|
– И я?
Клода колебалась. Нет, такой жестокой быть нельзя.
– Вообще все.
– Мириться хочешь?
– Не знаю.
Он долго смотрел на нее, ничего не говоря.
– Значит, нет. Ты любишь его?
– Да, наверно, – смиренно кивнула Клода.
– Ладно.
– Ладно?
Дилан не отвечал. Он только достал со шкафа чемодан, кинул его на кровать и, гремя ящиками комода, принялся швырять туда носки, трусы и рубашки. К такому повороту Клода не была готова.
– Но… – начала она, провожая глазами летящие в чемодан предметы. Все происходило слишком быстро.
Чемодан наполнился до отказа. Противно взвизгнула застежка-«молния», щелкнули замки.
– За остальным приду потом.
Он вышел из комнаты. На секунду застыв, Клода схватила халат и побежала вдогонку.
– Дилан, – крикнула она, – я же тебя люблю!
– Так зачем тогда? – задрав голову, крикнул Дилан ей снизу.
– Я все еще тебя люблю, – повторила она, – вот только…
– Больше не влюблена в меня? – закончил он. Клода опять засомневалась. Нет, надо по-честному.
– Да, наверное…
У него исказилось лицо.
– Я вернусь вечером, чтобы объяснить моим детям положение дел. Ты пока можешь жить здесь.
– Пока?
– Дом придется продать.
– Придется?
– Я не смогу выплачивать кредит за оба дома, даже проценты. Если ты думаешь, что будешь жить здесь, а я – в какой-нибудь конуре у черта на куличках, то ты очень ошибаешься.
И ушел.
Клоду колотило от ужаса, от того, как стремительно рухнула ее жизнь. Раньше она иногда подумывала о том, чтобы Дилан как-нибудь устранился из ее жизни, но в действительности это оказалось кошмаром. Полчаса – и одиннадцати лет жизни как не бывало, и Дилан так мучается… И еще говорит о продаже дома! Да, по Маркусу она, конечно, помирает, но не так все просто.
Слишком потрясенная, чтобы плакать, слишком напуганная, чтобы горевать, она долго сидела в кухне.

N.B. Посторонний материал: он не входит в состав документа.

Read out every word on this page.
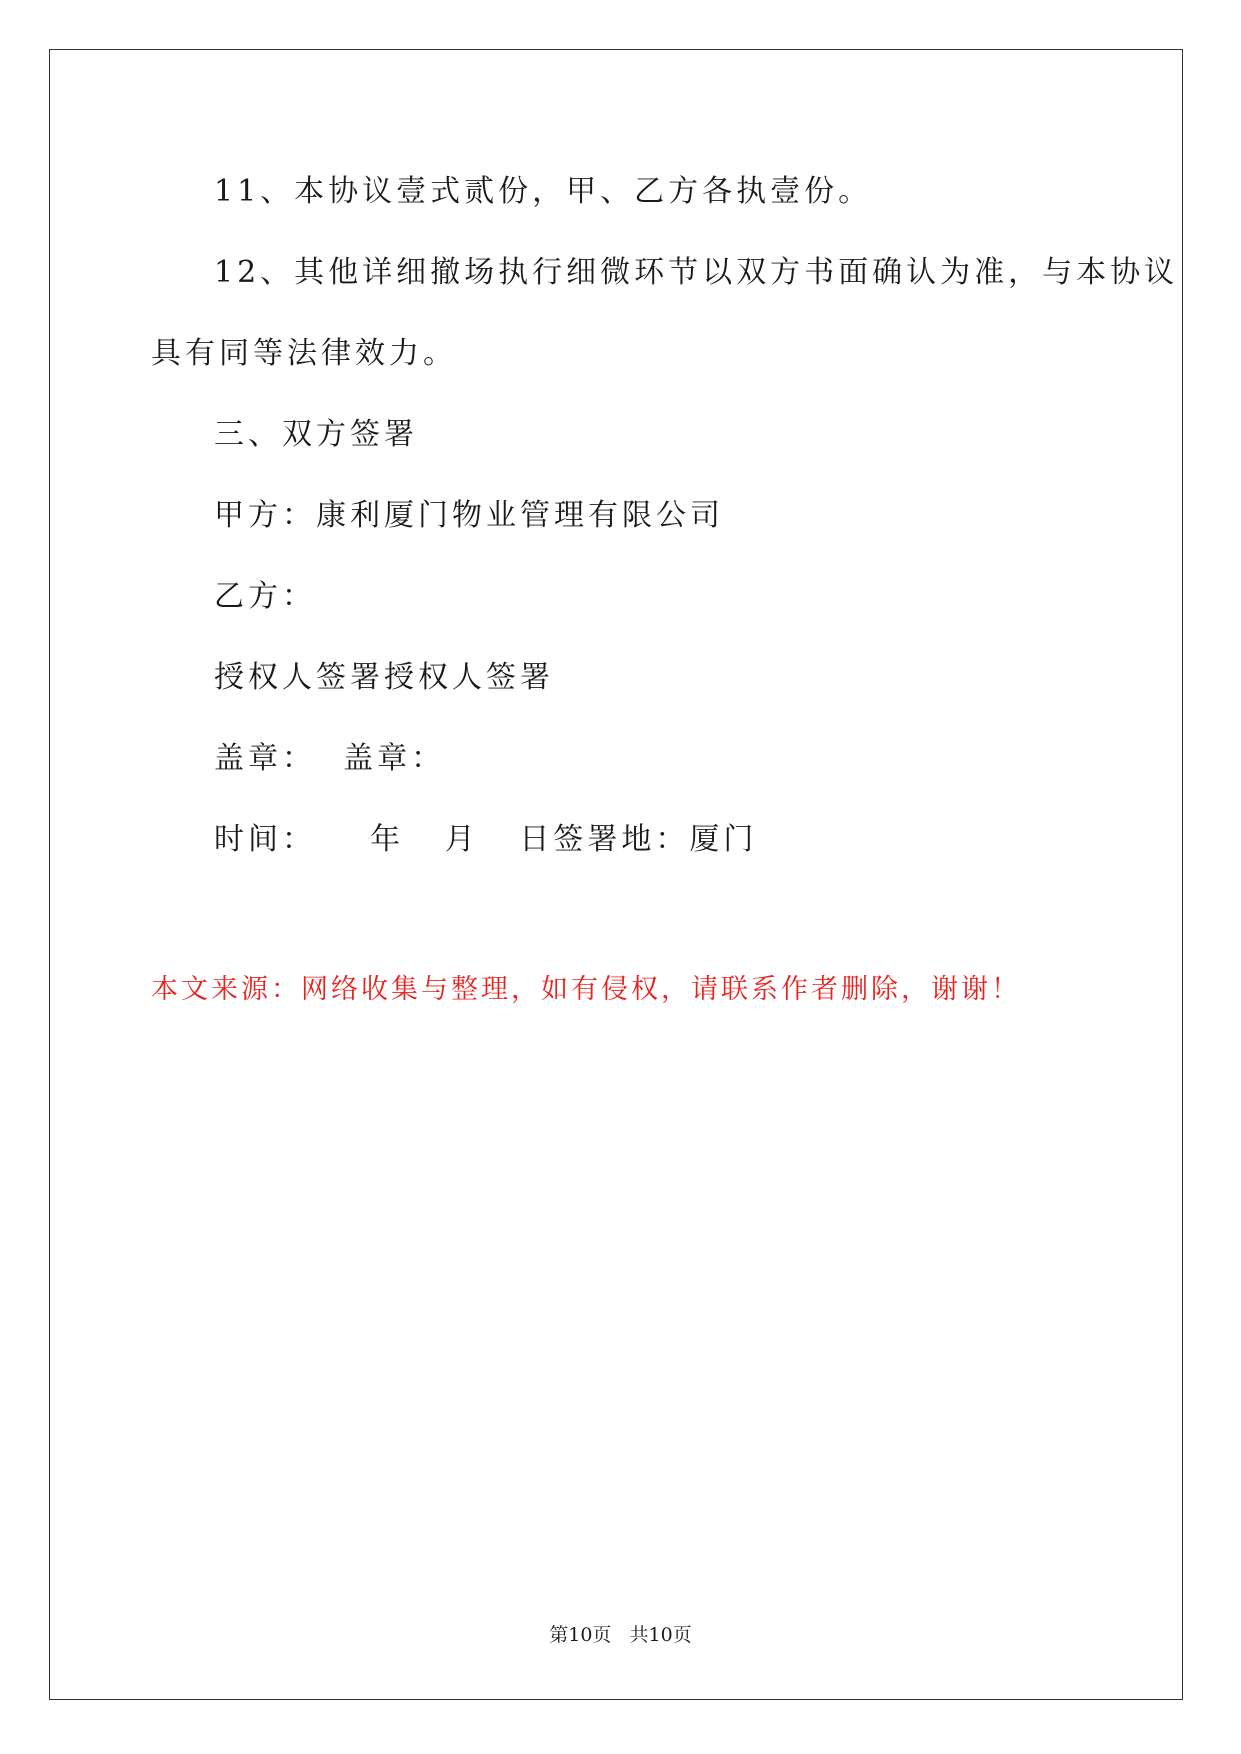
11、本协议壹式贰份，甲、乙方各执壹份。
12、其他详细撤场执行细微环节以双方书面确认为准，与本协议
具有同等法律效力。
三、双方签署
甲方：康利厦门物业管理有限公司
乙方：
授权人签署授权人签署
盖章：  盖章：
时间：    年   月   日签署地：厦门
本文来源：网络收集与整理，如有侵权，请联系作者删除，谢谢！
第10页   共10页
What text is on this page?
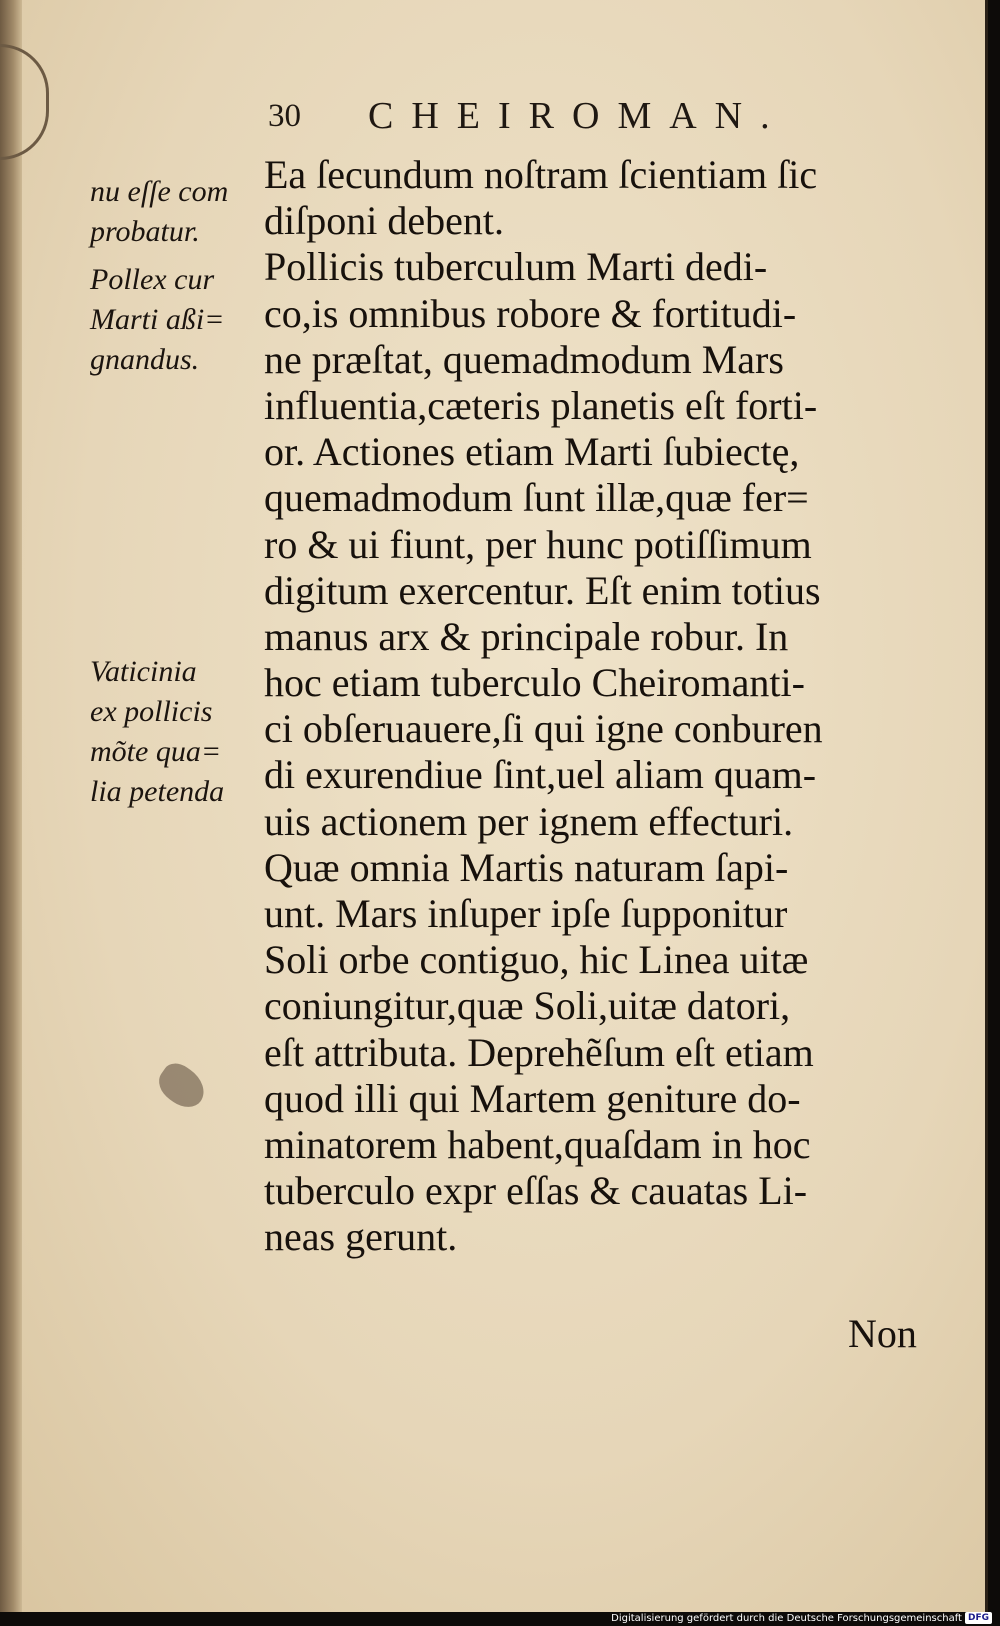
30 CHEIROMAN.
nu eſſe com
probatur.
Pollex cur
Marti aßi=
gnandus.
Vaticinia
ex pollicis
mõte qua=
lia petenda
Ea ſecundum noſtram ſcientiam ſic
diſponi debent.
Pollicis tuberculum Marti dedi-
co,is omnibus robore & fortitudi-
ne præſtat, quemadmodum Mars
influentia,cæteris planetis eſt forti-
or. Actiones etiam Marti ſubiectę,
quemadmodum ſunt illæ,quæ fer=
ro & ui fiunt, per hunc potiſſimum
digitum exercentur. Eſt enim totius
manus arx & principale robur. In
hoc etiam tuberculo Cheiromanti-
ci obſeruauere,ſi qui igne conburen
di exurendiue ſint,uel aliam quam-
uis actionem per ignem effecturi.
Quæ omnia Martis naturam ſapi-
unt. Mars inſuper ipſe ſupponitur
Soli orbe contiguo, hic Linea uitæ
coniungitur,quæ Soli,uitæ datori,
eſt attributa. Deprehẽſum eſt etiam
quod illi qui Martem geniture do-
minatorem habent,quaſdam in hoc
tuberculo expr eſſas & cauatas Li-
neas gerunt.
Non
Digitalisierung gefördert durch die Deutsche Forschungsgemeinschaft DFG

Из оцепенения ее вырвал громкий звонок в дверь. Может, Маркус?
Нет, не он. То была Эшлин.
Ее Клода совсем не ждала. И уж точно не была готова видеть. Да еще такую злую, совершенно на себя непохожую. Клода всегда купалась в любви и восхищении окружающих, и вдруг она оказалась в эпицентре ненависти. Отныне она отверженная, изменница, нарушившая правила и законы, и прошения ей нет.

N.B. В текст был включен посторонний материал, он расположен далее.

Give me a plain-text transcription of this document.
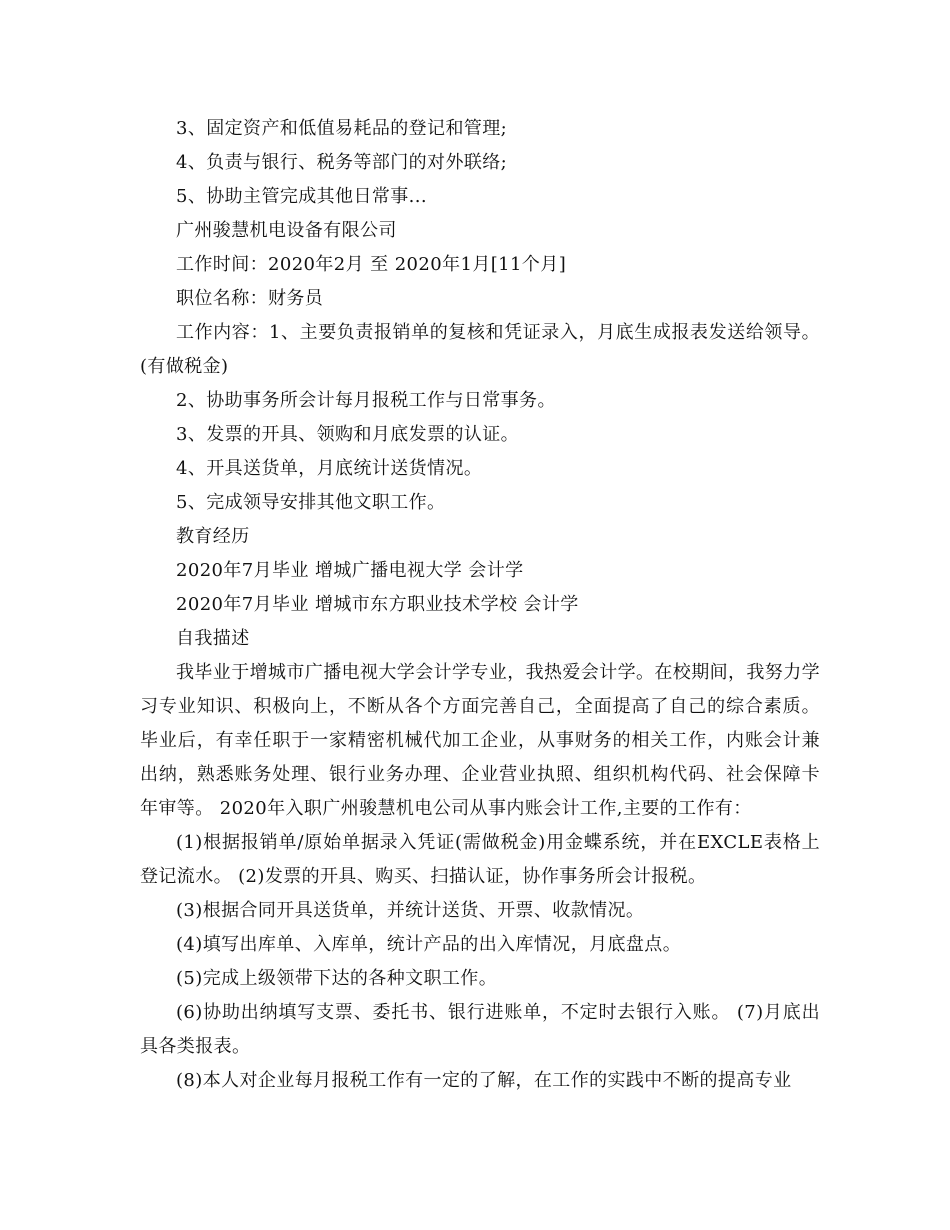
3、固定资产和低值易耗品的登记和管理;

4、负责与银行、税务等部门的对外联络;

5、协助主管完成其他日常事...

广州骏慧机电设备有限公司

工作时间：2020年2月 至 2020年1月[11个月]

职位名称：财务员

工作内容：1、主要负责报销单的复核和凭证录入，月底生成报表发送给领导。(有做税金)

2、协助事务所会计每月报税工作与日常事务。

3、发票的开具、领购和月底发票的认证。

4、开具送货单，月底统计送货情况。

5、完成领导安排其他文职工作。

教育经历

2020年7月毕业 增城广播电视大学 会计学

2020年7月毕业 增城市东方职业技术学校 会计学

自我描述

我毕业于增城市广播电视大学会计学专业，我热爱会计学。在校期间，我努力学习专业知识、积极向上，不断从各个方面完善自己，全面提高了自己的综合素质。毕业后，有幸任职于一家精密机械代加工企业，从事财务的相关工作，内账会计兼出纳，熟悉账务处理、银行业务办理、企业营业执照、组织机构代码、社会保障卡年审等。 2020年入职广州骏慧机电公司从事内账会计工作,主要的工作有：

(1)根据报销单/原始单据录入凭证(需做税金)用金蝶系统，并在EXCLE表格上登记流水。 (2)发票的开具、购买、扫描认证，协作事务所会计报税。

(3)根据合同开具送货单，并统计送货、开票、收款情况。

(4)填写出库单、入库单，统计产品的出入库情况，月底盘点。

(5)完成上级领带下达的各种文职工作。

(6)协助出纳填写支票、委托书、银行进账单，不定时去银行入账。 (7)月底出具各类报表。

(8)本人对企业每月报税工作有一定的了解，在工作的实践中不断的提高专业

После ухода Эшлин она расплакалась. Забралась обратно в постель, под пахнущую прерванной любовью простыню. Она за всю жизнь не перестирала столько постельного белья, сколько за последние пять недель. Ладно, сегодня можно не напрягаться, прятаться больше не от кого.
Она сняла трубку, набрала номер Маркуса, надеясь услышать от него, что ничего плохого они не натворили. Да, влюбились без памяти, да, ничего с собой поделать не могли, такая безумная любовь. Но на работе его не оказалось, и по мобильному он не отвечал, поэтому Клода осталась один на один со своими терзаниями.

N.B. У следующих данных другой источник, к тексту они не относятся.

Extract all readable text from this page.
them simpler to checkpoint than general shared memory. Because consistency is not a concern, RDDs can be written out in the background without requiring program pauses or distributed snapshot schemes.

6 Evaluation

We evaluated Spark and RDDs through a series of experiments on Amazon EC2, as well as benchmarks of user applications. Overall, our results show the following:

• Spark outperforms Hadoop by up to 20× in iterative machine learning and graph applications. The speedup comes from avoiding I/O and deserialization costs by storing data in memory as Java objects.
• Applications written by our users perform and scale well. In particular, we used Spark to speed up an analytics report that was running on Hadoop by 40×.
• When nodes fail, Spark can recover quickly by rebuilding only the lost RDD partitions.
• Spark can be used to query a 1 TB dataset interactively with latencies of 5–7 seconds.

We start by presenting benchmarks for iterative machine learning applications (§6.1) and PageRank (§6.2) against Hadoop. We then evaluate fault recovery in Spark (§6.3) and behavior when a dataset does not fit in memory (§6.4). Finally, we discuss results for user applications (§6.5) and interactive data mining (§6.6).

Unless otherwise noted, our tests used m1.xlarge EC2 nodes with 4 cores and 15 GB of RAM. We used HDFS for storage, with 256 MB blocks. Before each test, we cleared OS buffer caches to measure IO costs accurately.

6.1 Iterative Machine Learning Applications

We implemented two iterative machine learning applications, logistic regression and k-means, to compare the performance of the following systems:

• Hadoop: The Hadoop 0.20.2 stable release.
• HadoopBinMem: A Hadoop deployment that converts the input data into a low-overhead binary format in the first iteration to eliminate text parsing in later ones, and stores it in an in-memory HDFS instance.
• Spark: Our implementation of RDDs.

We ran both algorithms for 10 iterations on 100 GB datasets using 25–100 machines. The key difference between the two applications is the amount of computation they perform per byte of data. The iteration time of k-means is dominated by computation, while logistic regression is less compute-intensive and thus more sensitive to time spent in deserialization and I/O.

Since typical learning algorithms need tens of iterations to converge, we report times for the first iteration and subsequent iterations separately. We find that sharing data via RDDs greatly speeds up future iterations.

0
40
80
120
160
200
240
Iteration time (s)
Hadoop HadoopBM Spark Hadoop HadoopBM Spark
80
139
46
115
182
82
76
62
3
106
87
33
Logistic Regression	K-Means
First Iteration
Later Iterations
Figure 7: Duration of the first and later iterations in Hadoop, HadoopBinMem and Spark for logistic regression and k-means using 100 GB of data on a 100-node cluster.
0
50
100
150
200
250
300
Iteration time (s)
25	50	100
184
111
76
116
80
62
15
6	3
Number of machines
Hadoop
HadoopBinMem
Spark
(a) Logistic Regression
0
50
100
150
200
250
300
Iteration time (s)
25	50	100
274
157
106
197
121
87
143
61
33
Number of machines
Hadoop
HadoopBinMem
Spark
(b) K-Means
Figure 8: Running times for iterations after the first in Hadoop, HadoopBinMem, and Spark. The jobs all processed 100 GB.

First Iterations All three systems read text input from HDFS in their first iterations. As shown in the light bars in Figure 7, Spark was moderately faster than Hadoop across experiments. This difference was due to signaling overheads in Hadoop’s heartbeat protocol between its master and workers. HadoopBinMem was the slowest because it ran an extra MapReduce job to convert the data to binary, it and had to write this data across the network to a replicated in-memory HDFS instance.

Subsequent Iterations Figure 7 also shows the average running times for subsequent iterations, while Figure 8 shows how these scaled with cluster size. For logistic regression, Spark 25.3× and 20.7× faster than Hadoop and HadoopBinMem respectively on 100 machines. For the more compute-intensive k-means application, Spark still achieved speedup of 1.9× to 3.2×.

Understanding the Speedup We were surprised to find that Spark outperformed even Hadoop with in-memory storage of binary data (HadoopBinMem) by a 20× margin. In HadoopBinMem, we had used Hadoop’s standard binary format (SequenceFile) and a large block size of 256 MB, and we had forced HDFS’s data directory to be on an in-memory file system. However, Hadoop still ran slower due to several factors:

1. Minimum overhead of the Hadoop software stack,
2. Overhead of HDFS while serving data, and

«Я не виновата, – снова и снова твердила она как заклинание. – Я ничего не могла с собой поделать!» Но ее глазам на миг открылось то зло, которое она причинила другим. С Диланом она обошлась ужасно. Клода лихорадочно схватила какой-то журнал, попыталась сосредоточиться на статье об окраске стен по трафарету, но кошмарные мысли не отступали. В голову пришло совсем жуткое – она обманула не только Дилана. Она предала детей. И Эшлин.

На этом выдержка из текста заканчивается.